Activist investor Macellum Capital Management stepped up its attack against the board of Citi Trends Inc. and clarified past discussions with the company.
Last week, the fund group sent a letter to the retailer’s board of directors stating that it had nominated four director candidates for election at the firm’s 2017 annual meeting of shareholders on May 24. The letter spoke about Macellum’s concern over the retailer’s “prolonged” underperformance, board oversight and corporate governance issues.
One of the nominees was Jonathan Duskin, Macellum’s chief executive officer. The other three have held various senior level positions at different retail chains: Dyan Jozwick, Lana Cain Krauter and Paul Metcalf.

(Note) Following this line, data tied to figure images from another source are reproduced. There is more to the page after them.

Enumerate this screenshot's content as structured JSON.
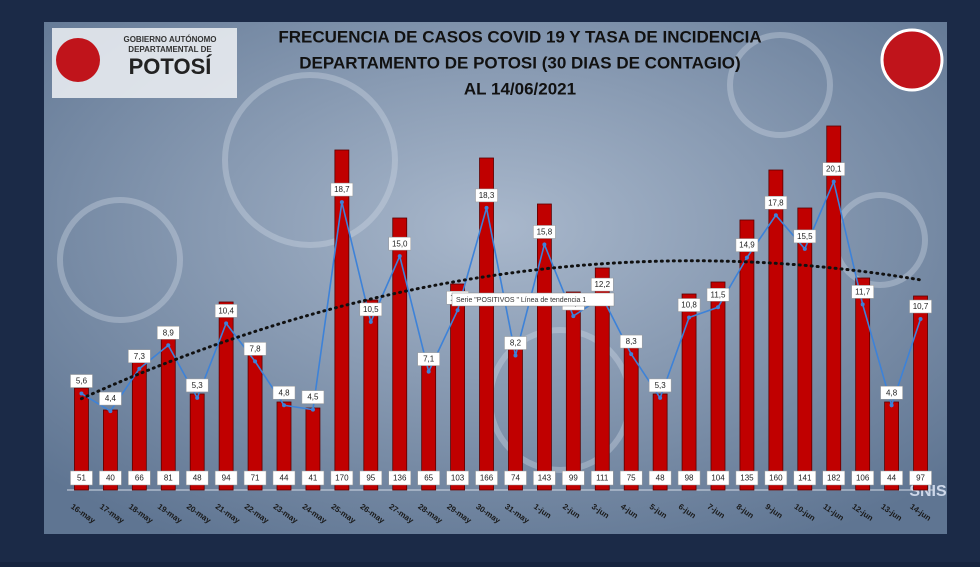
{
  "chart_data": {
    "type": "bar",
    "title": [
      "FRECUENCIA DE CASOS COVID 19 Y TASA DE INCIDENCIA",
      "DEPARTAMENTO DE POTOSI (30 DIAS DE CONTAGIO)",
      "AL 14/06/2021"
    ],
    "logo": {
      "line1": "GOBIERNO AUTÓNOMO",
      "line2": "DEPARTAMENTAL DE",
      "name": "POTOSÍ"
    },
    "watermark": "SNIS",
    "annotation": "Serie \"POSITIVOS \" Línea de tendencia 1",
    "categories": [
      "16-may",
      "17-may",
      "18-may",
      "19-may",
      "20-may",
      "21-may",
      "22-may",
      "23-may",
      "24-may",
      "25-may",
      "26-may",
      "27-may",
      "28-may",
      "29-may",
      "30-may",
      "31-may",
      "1-jun",
      "2-jun",
      "3-jun",
      "4-jun",
      "5-jun",
      "6-jun",
      "7-jun",
      "8-jun",
      "9-jun",
      "10-jun",
      "11-jun",
      "12-jun",
      "13-jun",
      "14-jun"
    ],
    "series": [
      {
        "name": "POSITIVOS",
        "type": "bar",
        "color": "#c00000",
        "values": [
          51,
          40,
          66,
          81,
          48,
          94,
          71,
          44,
          41,
          170,
          95,
          136,
          65,
          103,
          166,
          74,
          143,
          99,
          111,
          75,
          48,
          98,
          104,
          135,
          160,
          141,
          182,
          106,
          44,
          97
        ]
      },
      {
        "type": "line",
        "axis": "y2",
        "color": "#3d82d8",
        "values": [
          5.6,
          4.4,
          7.3,
          8.9,
          5.3,
          10.4,
          7.8,
          4.8,
          4.5,
          18.7,
          10.5,
          15.0,
          7.1,
          11.3,
          18.3,
          8.2,
          15.8,
          10.9,
          12.2,
          8.3,
          5.3,
          10.8,
          11.5,
          14.9,
          17.8,
          15.5,
          20.1,
          11.7,
          4.8,
          10.7
        ],
        "value_labels": [
          "5,6",
          "4,4",
          "7,3",
          "8,9",
          "5,3",
          "10,4",
          "7,8",
          "4,8",
          "4,5",
          "18,7",
          "10,5",
          "15,0",
          "7,1",
          "11,3",
          "18,3",
          "8,2",
          "15,8",
          "10,9",
          "12,2",
          "8,3",
          "5,3",
          "10,8",
          "11,5",
          "14,9",
          "17,8",
          "15,5",
          "20,1",
          "11,7",
          "4,8",
          "10,7"
        ]
      }
    ],
    "ylim": [
      0,
      190
    ],
    "y2lim": [
      -1,
      25
    ],
    "trendline": true
  }
}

Citi Trends last week said its had discussions with Duskin multiple times regarding the addition of independent directors, and that the company’s board had determined that a change “as Mr. Duskin had proposed was not in the best interest of Citi Trends and its stockholders….” Further, the retailer said it proposed adding one new independent director not connected with Macellum and who also would be mutually agreed upon by the two, but that the “offer was rejected,” as were other proposed suggestions by Citi Trends.

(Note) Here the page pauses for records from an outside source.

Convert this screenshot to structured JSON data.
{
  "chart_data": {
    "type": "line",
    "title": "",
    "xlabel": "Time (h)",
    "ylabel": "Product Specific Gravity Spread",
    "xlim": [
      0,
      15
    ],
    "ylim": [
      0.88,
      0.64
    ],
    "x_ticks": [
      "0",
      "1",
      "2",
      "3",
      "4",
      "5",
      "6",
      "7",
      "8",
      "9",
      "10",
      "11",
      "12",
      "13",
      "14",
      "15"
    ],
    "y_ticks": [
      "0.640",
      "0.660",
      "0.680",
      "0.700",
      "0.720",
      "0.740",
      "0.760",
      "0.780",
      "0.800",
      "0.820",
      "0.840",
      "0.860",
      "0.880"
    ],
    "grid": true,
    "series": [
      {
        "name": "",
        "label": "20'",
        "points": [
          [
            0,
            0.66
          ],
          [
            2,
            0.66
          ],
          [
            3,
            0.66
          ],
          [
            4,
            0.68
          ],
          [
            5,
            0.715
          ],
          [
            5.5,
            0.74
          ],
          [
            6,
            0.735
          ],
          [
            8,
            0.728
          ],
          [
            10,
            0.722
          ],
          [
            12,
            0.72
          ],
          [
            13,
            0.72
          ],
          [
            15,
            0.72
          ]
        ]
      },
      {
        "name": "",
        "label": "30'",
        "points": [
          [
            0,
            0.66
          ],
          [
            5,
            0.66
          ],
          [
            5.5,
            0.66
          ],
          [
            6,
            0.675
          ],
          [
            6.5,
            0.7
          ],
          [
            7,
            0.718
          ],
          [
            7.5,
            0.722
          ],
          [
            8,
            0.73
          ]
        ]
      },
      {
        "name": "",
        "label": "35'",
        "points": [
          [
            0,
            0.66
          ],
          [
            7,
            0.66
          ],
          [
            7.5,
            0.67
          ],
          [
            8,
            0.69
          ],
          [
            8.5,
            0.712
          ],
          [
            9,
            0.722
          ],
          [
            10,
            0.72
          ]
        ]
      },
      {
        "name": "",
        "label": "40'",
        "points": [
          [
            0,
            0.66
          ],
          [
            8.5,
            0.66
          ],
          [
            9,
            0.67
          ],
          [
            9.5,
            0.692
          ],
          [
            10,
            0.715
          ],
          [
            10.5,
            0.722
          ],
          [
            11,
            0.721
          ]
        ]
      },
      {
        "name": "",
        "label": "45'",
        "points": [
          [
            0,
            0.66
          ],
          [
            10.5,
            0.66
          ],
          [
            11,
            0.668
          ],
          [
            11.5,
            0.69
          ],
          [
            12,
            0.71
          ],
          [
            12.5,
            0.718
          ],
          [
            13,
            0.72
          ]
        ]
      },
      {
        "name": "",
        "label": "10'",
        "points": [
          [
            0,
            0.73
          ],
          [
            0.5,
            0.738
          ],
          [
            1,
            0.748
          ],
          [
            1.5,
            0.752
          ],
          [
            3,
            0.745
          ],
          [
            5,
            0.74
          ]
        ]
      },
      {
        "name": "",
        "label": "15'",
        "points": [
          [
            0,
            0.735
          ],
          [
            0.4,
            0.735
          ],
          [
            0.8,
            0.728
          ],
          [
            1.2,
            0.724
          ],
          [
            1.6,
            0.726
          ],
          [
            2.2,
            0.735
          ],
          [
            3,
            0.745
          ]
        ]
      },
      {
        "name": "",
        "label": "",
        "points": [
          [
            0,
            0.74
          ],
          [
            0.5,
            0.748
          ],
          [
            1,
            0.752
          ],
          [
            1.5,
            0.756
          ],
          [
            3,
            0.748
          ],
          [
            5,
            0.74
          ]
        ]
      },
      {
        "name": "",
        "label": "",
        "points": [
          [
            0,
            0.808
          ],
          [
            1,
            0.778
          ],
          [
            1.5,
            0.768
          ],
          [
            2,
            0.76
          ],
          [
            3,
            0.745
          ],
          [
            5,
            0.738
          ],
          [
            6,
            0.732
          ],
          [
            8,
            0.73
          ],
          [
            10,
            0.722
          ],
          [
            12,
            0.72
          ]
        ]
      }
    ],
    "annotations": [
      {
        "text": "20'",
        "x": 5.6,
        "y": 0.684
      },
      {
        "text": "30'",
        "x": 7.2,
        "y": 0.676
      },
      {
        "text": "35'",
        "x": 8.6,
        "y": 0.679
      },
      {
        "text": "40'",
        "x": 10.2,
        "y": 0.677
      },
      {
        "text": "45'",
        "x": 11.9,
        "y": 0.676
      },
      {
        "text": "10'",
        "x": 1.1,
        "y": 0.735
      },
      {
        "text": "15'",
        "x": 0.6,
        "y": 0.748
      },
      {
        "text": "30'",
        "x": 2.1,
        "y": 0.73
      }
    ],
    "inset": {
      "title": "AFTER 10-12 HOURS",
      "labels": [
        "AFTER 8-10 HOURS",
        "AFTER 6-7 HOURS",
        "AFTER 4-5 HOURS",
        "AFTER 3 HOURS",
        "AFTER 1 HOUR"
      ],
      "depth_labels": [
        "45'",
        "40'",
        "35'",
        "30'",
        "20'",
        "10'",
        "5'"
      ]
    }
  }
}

In trying to set the record straight, Macellum’s stance was that the retailer would only “consider” the addition of up to two new independent candidates. Further, it said the retailer’s board was unwilling to consider any issue other than an expansion of the board. The activist investor on Wednesday also disclosed that the retailer “demanded that Macellum agree to a non-market, two-year standstill.” Macellum said it was willing to agree, but only on certain terms and that the parties couldn’t reach an agreement on what metrics would govern the standstill.
Shares of Citi Trends last week were trading in the $17.11 range when Macellum sent the letter to the retailer’s board. Shares of Citi Trends closed on Tuesday at $18.64, higher than a week ago and likely boosted by the firm’s fourth-quarter results that were posted on Friday.
The company said net income for the quarter ended Jan. 28 spiked 59.5 percent to $5.6 million, or 38 cents a diluted share, on a net sales gain of 5.4 percent to $185.5 million. Comparable-store sales for the quarter rose 3.4 percent.
Bruce D. Smith, chief operating officer and chief financial officer, on a conference call to Wall Street analysts on Friday, touted how apparel sales improved in the quarter, with men’s up 6 percent after declining 7 percent in the year-ago quarter and women’s gaining 3 percent after an 8 percent decline a year ago.
Jason T. Mazzola, the company’s president and ceo, said comp sales to date were down 7 percent, but attributed that to a delay in the timing of tax refunds.
In Macellum’s statement on Wednesday, it took issue with the quarter-to-date comps decline, noting that inventory levels that were down 1.7 percent heading into the first quarter might mean not enough spring inventory for consumers when they get their tax refunds. The activist also said lower tax rate and a one-time insurance settlement helped the fourth quarter, not an improvement in operations. It also noted that the women’s apparel performance in the fourth quarter was lackluster, given that since “2010, total ladies same-store sales have declined an estimated 37 percent.”
The retailer’s cfo did not return a call for comment.
Based in Savannah, Ga., the off-price retailer sells urban fashion apparel and accessories for men, women and children, as well as decorative home products, beauty and toys. It operates 526 stores across 31 states.
The company opened its first store in 1958 and became a publicly traded firm in 2005.